Bastano queste argomentazioni per ridare lustro ai centri commerciali? Certamente sul piatto del nuovo corso vi sono temi come l’uso del territorio e la sostenibilità delle scelte architettoniche ed energetico-ambientali. E se su quest’ultimo tema probabilmente molta strada è ancora da percorrere, l’uso del territorio, inteso come riqualificazione di aree urbane o industriali dismesse all’interno dei reticoli urbani è entrato ormai nelle pratiche delle realizzazioni più recenti, portate a compimento spesso dopo qualche decennio dall’inizio dei progetti.

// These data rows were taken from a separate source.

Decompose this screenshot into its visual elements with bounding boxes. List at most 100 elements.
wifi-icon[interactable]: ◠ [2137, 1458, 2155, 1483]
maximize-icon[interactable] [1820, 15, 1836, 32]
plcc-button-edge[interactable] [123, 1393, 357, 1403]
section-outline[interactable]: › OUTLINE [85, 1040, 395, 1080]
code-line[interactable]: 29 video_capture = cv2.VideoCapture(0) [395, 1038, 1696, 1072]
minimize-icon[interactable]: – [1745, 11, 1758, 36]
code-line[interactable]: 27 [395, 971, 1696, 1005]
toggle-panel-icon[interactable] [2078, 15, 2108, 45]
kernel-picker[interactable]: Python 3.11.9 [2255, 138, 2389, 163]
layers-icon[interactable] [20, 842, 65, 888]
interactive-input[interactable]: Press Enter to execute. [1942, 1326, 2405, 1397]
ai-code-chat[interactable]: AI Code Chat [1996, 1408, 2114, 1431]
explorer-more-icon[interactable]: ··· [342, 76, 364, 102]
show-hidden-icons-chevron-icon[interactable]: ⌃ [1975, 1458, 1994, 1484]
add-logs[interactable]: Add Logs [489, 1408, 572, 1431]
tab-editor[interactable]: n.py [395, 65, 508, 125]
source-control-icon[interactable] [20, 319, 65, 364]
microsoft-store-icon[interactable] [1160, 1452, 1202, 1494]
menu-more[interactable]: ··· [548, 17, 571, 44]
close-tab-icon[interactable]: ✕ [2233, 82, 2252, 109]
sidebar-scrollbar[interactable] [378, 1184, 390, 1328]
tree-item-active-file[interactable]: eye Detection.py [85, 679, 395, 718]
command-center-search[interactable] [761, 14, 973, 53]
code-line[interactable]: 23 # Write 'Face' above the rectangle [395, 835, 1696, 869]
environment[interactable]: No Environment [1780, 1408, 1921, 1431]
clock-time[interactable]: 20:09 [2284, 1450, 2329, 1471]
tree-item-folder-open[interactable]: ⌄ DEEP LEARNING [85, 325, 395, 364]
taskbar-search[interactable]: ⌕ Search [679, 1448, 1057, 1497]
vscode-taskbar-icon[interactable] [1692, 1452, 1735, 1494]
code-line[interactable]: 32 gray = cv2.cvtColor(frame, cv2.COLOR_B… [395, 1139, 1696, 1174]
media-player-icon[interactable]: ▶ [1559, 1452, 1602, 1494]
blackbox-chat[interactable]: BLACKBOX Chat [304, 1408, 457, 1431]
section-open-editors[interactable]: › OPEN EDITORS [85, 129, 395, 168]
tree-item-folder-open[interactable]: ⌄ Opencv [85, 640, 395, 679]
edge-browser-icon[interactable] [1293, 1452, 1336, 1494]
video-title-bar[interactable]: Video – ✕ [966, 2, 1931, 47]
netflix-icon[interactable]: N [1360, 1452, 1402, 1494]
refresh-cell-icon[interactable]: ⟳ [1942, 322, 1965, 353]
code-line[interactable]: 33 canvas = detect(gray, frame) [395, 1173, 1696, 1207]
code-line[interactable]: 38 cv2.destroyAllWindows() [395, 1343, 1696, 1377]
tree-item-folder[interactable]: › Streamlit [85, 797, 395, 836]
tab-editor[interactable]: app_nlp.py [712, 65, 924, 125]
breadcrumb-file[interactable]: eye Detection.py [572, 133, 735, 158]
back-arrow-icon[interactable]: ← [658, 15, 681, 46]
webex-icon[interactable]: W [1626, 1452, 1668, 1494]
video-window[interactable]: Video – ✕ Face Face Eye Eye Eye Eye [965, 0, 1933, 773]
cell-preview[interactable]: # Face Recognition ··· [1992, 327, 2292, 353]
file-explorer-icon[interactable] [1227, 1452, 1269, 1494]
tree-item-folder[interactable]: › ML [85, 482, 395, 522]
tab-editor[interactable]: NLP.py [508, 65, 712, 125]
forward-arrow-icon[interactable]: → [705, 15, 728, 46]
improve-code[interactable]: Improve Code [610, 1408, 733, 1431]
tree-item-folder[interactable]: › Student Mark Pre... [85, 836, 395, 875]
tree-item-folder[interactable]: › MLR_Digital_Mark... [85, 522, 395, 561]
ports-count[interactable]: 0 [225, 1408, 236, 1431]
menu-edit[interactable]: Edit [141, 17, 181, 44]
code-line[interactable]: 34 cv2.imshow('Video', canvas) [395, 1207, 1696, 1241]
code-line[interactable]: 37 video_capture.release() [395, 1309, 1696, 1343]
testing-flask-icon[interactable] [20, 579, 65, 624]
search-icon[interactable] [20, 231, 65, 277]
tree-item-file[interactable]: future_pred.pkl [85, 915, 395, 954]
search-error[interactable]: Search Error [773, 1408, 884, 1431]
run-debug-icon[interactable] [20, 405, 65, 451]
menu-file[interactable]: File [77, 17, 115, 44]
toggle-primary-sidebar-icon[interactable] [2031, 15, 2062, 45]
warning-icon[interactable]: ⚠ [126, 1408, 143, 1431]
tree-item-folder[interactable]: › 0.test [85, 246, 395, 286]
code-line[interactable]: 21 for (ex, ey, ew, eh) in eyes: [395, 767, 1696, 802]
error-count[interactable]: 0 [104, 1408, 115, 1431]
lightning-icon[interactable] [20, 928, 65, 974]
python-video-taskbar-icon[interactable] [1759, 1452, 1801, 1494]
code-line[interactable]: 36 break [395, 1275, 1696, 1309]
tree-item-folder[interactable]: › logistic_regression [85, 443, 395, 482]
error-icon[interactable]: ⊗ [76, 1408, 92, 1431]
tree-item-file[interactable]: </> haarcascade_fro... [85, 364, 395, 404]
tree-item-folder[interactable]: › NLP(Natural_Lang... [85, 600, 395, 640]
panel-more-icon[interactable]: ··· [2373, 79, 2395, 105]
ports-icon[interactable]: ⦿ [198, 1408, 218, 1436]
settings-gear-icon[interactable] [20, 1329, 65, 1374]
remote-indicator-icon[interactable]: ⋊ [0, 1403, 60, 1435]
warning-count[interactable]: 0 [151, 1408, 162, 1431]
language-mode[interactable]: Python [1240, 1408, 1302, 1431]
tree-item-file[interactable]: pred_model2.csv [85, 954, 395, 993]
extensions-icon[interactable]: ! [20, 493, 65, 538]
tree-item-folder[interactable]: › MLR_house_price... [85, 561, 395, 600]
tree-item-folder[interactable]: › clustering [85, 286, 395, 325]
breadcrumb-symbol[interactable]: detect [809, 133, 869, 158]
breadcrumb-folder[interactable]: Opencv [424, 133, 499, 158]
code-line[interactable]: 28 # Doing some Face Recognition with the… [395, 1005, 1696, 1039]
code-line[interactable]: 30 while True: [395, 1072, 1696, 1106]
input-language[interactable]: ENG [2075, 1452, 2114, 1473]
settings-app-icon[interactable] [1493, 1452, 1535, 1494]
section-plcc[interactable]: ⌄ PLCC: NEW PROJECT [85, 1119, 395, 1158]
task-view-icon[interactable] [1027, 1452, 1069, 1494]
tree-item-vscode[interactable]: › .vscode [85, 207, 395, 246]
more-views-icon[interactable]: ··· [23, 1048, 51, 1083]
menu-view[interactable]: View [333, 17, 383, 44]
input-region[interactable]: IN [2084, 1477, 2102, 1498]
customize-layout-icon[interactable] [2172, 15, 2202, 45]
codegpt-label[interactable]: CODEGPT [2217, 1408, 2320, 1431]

Alleato importante è la pubblica amministrazione, ma Pasquale De Sena, dell’Anci Lombardia, denuncia che il groviglio di regole nazionali, regionali e comunali non aiuta nemmeno il pubblico amministratore a muoversi con adeguatezza, anche a causa della mancanza di disponibilità di fondi: «Ormai noi come comuni siamo dei semplici esattori, per quanto riguarda l’Imu, per esempio. E spesso gli oneri di urbanizzazione invece che essere impiegati per gli investimenti vengono spesso utilizzati dai comuni per eliminare o ridurre il deficit della parte corrente del bilancio. Va poi aggiunto che i centri commerciali hanno contribuito in minima parte alla desertificazione commerciale: molte attività si sono trasferite per il caro affitti e per l’elevata imposizione commerciale», spiega De Sena, che fa l’esempio dei distretti del commercio in Lombardia che vanno a vantaggio proprio dei negozi di vicinato.

«È necessario guardare alla varietà delle cose – esorta Roma – non alla manutenzione dei luoghi comuni e si coglie nei centri commerciali l’interesse a diversificare i modelli iniziali verso un orizzonte migliore».

Ed è proprio con questo intento che il Cncc intende promuovere un progetto di ricerca su base europea per mettere a fuoco l’interazione tra centro commerciale e realtà esterne, non tanto sul piano economico, ma analizzando le ricadute sociali generali che oggi sono poco indagate.